Parigi sfrutta un innovativo sistema di climatizzazione sotterraneo contro il caldo record e riesce ad abbattere emissioni e consumi energetici
La seconda metà di giugno 2026 passerà alla storia come una delle più calde di sempre. In Germania e Regno Unito le temperature hanno superato i 40 gradi, a Milano, il termometro ha sfiorato i 39 gradi, mentre in Francia quasi 60 dipartimenti sono stati messi in allerta rossa, Parigi compresa.
Ma proprio nella capitale transalpina è al lavoro uno dei sistemi di climatizzazione più innovativi della storia: un’infrastruttura sotterranea centralizzata che sfrutta l’acqua della Senna per rinfrescare le case. Il tutto tagliando drasticamente i consumi energetici e le emissioni di CO2 prodotte dai condizionatori privati.
Come funziona il climatizzatore sotterraneo di Parigi
Il Fraîcheur de Paris è un’infrastruttura simile a una rete fognaria creata sotto la superficie della città. Il suo funzionamento è molto semplice: tramite una rete di tubature lunga 120 km fa arrivare acqua di temperatura compresa tra 2 e 4°C a circa mille edifici.
Una volta arrivato a destinazione, il liquido assorbe calore tramite uno scambiatore e viene poi nuovamente raffreddato in una delle 15 stazioni di produzione e stoccaggio presenti lungo il percorso.
Il segreto è l’acqua della Senna che funziona come un dissipatore di calore.
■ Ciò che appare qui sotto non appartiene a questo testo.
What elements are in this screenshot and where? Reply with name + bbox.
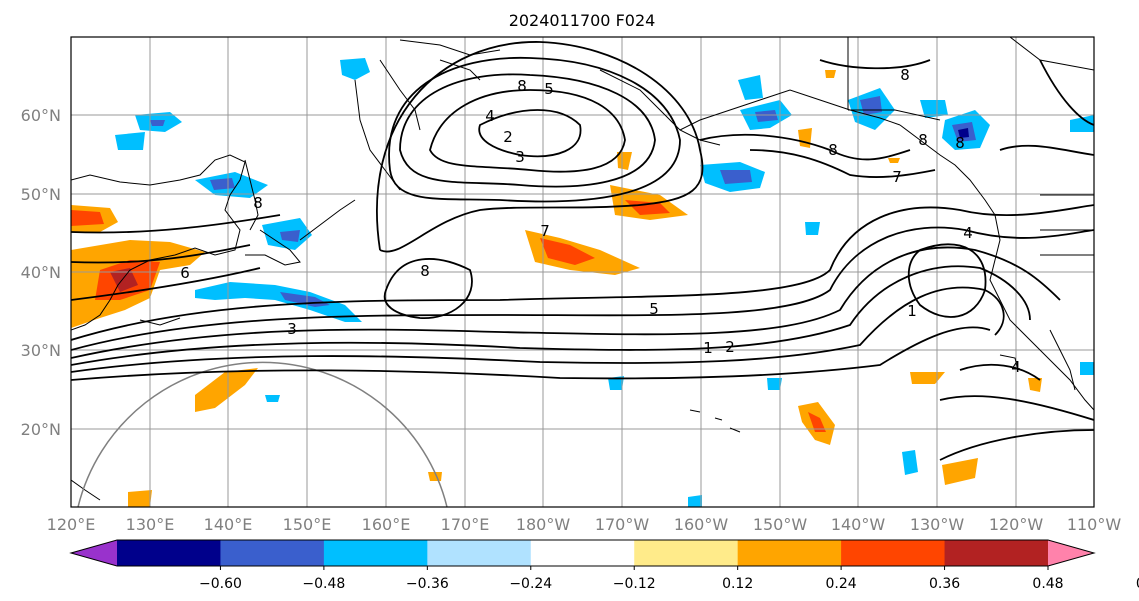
contour-label: 5	[544, 80, 554, 98]
contour-label: 8	[955, 134, 965, 152]
colorbar-tick-label: 0.36	[929, 576, 960, 592]
colorbar-tick-label: 0.60	[1136, 576, 1139, 592]
lon-label: 130°E	[126, 515, 175, 534]
shading-layer	[71, 58, 1094, 507]
colorbar-tick-label: −0.48	[302, 576, 345, 592]
colorbar-extension-low	[71, 540, 117, 566]
lon-label: 140°W	[831, 515, 886, 534]
contour-label: 8	[517, 77, 527, 95]
contour-label: 4	[963, 224, 973, 242]
lon-label: 160°W	[674, 515, 729, 534]
contour-label: 8	[253, 194, 263, 212]
colorbar-tick-label: 0.24	[826, 576, 857, 592]
contour-label: 8	[918, 131, 928, 149]
colorbar-ticks: −0.60 −0.48 −0.36 −0.24 −0.12 0.12 0.24 0.36 0.4…	[199, 566, 1139, 592]
contour-label: 6	[180, 264, 190, 282]
contour-label: 1	[907, 302, 917, 320]
lon-label: 180°W	[516, 515, 571, 534]
coastlines	[71, 37, 1094, 501]
contour-label: 7	[540, 222, 550, 240]
contour-label: 1	[703, 339, 713, 357]
contour-label: 3	[287, 320, 297, 338]
colorbar-segment	[117, 540, 221, 566]
colorbar-segment	[427, 540, 532, 566]
colorbar-tick-label: 0.12	[722, 576, 753, 592]
lat-label: 40°N	[21, 263, 61, 282]
colorbar-tick-label: −0.60	[199, 576, 242, 592]
contour-label: 4	[485, 107, 495, 125]
contour-labels: 8 5 4 2 3 8 8 8 8 7 8 7 6 8 3 4 5 1 2 1 …	[180, 66, 1021, 376]
colorbar-segment	[841, 540, 946, 566]
lon-label: 120°W	[989, 515, 1044, 534]
contour-label: 4	[1011, 358, 1021, 376]
lat-label: 60°N	[21, 106, 61, 125]
lon-label: 110°W	[1067, 515, 1122, 534]
colorbar-tick-label: −0.36	[406, 576, 449, 592]
gray-circle-arc	[77, 361, 448, 507]
colorbar-outline	[69, 539, 1096, 567]
lon-label: 170°E	[441, 515, 490, 534]
contour-lines	[71, 41, 1094, 461]
lat-label: 50°N	[21, 185, 61, 204]
lon-label: 140°E	[204, 515, 253, 534]
contour-label: 8	[900, 66, 910, 84]
lat-label: 30°N	[21, 341, 61, 360]
colorbar-segments	[71, 540, 1094, 566]
colorbar-segment	[944, 540, 1049, 566]
contour-label: 8	[420, 262, 430, 280]
colorbar-tick-label: −0.12	[613, 576, 656, 592]
lon-label: 150°W	[753, 515, 808, 534]
contour-label: 3	[515, 148, 525, 166]
colorbar-tick-label: 0.48	[1032, 576, 1063, 592]
colorbar-segment	[323, 540, 428, 566]
lon-labels: 120°E 130°E 140°E 150°E 160°E 170°E 180°…	[47, 515, 1122, 534]
colorbar-segment	[220, 540, 325, 566]
colorbar-segment	[737, 540, 842, 566]
colorbar: −0.60 −0.48 −0.36 −0.24 −0.12 0.12 0.24 0.36 0.4…	[69, 539, 1139, 592]
map-frame	[70, 36, 1095, 508]
lon-label: 160°E	[362, 515, 411, 534]
lon-label: 150°E	[283, 515, 332, 534]
lon-label: 130°W	[910, 515, 965, 534]
colorbar-segment	[634, 540, 739, 566]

Anche se l’acqua del fiume e quella del climatizzatore sotterraneo non si mescolano, la prima permette il raffreddamento naturale con notevoli risparmi di energia elettrica.
Il sistema, inoltre, è in grado di immagazzinare aria fredda nelle ore notturne in serbatoi in cui viene raffreddata con del ghiaccio per poi essere reintrodotta nella rete nei momenti più torridi della giornata.
Il progetto Fraîcheur de Paris è nato addirittura nel 1991 quando Climespace, società controllata da ENGIE, ottenne una concessione trentennale per la gestione del servizio. Nel 2022 il passaggio a una realtà pubblico-privata composta dalla stessa ENGIE e dall’Autorità Autonoma dei Trasporti di Parigi (AAT) con un contratto operativo ventennale, dal valore di circa 2,4 miliardi di euro, che comprende la realizzazione, lo stoccaggio, il trasporto e la distribuzione di apparecchiature di refrigerazione.
La buona notizia per i parigini è che è già stato approvato il progetto di espansione della rete di distribuzione che prevede l’aggiunta di 158 chilometri di tubature e 20 nuove unità produttive. Obiettivo dichiarato quello di raggiungere tutti i quartieri della città e portare il servizio alle piccole imprese, agli ospedali, agli asili e alle case di riposo.
Un sistema difficile da esportare
Da molte parti in Europa si guarda alla soluzione adottata da Parigi, ma replicare l’infrastruttura è molto più difficile di quanto si pensi.
Il gasdotto è stato progettato appositamente per la capitale della Francia e sta dando ottimi risultati, sia a livello di contenimento delle emissioni che di risparmio energetico. Questo, però, non significa che sia possibile introdurlo in tutte le grandi città investite dalle ondate di calore.
Perché sia davvero efficace, il sistema deve poggiare su 3 requisiti base: una densità di popolazione tale da giustificare gli investimenti nella creazione di gasdotti sotterranei, un fiume abbastanza grande da riuscire a funzionare come dissipatore di calore e, soprattutto, un’amministrazione lungimirante in grado di stipulare contratti di tale portata e lunghezza.